Saturday, January 30, 2021

One Year Anniversaries

If you're like me, we are fast approaching a time of 1 year anniversaries, and mine will be anniversaries of the last time I did something:  rode in a plane, went to a conference, set out treats for students, got a haircut in a salon, canceled a get together.  A year ago, I wrote this blog post.  I'm almost sure it's the first time I mentioned the new virus which would be named COVID-19 in a blog post.

A year ago today, I wrote, "On the way back home, I heard news reports of the new corona virus that's burning its way through China; we now have more people infected with this new virus than those infected with SARS during the 2002-2003 outbreak. The World Health Organization will meet today. If we were characters in a movie, ominous music would be playing."

Yes indeed, the ominous music was playing; others probably heard it first a week earlier when the Chinese government shut down the town of Wuhan and some other smaller towns in the region.  I remember hearing it on the news and assuming it was because China is a repressive regime, not because it was a disease control measure.  I remember wondering how the citizens in the town would make ends meet if they couldn't go to work or school.  I couldn't imagine.

And now I know--most of us aren't making ends meet very well or at all, unless we have an assortment of resources.

Some days we notice that we're standing on a threshold or passing in/through something significant, and usually, there's no music to cue us.  Yesterday I hauled a literal carload of boxes to Good Will.  My campus has a lease on classrooms on the 3rd and 4th floor of our building which expires tomorrow.  Yesterday, the movers came to take big items like tables, chairs, and large screen televisions back to the Ft. Lauderdale campus.  We still had some little stuff, even after we relocated the office supplies and materials we'll need before the campus closes, which will probably happen later this year.

Seasonal decorations comprised much of what was left.  The Corporate team told us that those items wouldn't go to Ft. Lauderdale, and we should just dispose of it.  I picked through it and saved some of the better stuff:  some autumnal wreathes and garlands, some small Christmas trees, a string of lights.  Because the thought of throwing the rest of the decorations in the trash made me so sad, I loaded the rest in my car (and it occurs to me--that's why my back aches this morning!).
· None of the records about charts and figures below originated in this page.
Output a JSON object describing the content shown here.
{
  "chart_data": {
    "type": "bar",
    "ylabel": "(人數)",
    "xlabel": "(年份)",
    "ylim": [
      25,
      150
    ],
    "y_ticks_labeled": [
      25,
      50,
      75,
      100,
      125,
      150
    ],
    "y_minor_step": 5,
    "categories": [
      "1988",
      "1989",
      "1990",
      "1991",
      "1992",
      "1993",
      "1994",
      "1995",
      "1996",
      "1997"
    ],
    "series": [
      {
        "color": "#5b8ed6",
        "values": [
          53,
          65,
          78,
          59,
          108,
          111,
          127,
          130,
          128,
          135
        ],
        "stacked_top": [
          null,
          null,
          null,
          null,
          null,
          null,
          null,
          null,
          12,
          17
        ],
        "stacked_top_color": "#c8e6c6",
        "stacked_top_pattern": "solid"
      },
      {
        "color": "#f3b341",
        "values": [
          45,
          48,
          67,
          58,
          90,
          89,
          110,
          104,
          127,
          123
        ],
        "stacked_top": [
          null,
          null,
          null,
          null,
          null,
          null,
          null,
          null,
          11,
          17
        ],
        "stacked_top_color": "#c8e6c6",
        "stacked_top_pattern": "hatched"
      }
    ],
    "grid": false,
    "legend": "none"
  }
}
Will people show up at thrift stores looking for these decorations?  Some of them are very bedraggled.  I do realize that the Good Will people may throw them away, and I'm fine with that.  I just want someone else to be the judge of whether or not they still have worth.

Since I was in loading up the car mode yesterday, I loaded some boxes with paper recycling into my car and took them home to put them in my home recycling bin.  I caught sight of one piece of paper written in red marker:  "If we need more hot cocoa packets or peppermint sticks, please see Dr. K."

I tried not to cry, as I remembered a winter festival that I helped organize at school, back in Dec. of 2019, before we knew a new disease was coming for us, before we knew we were losing our campus.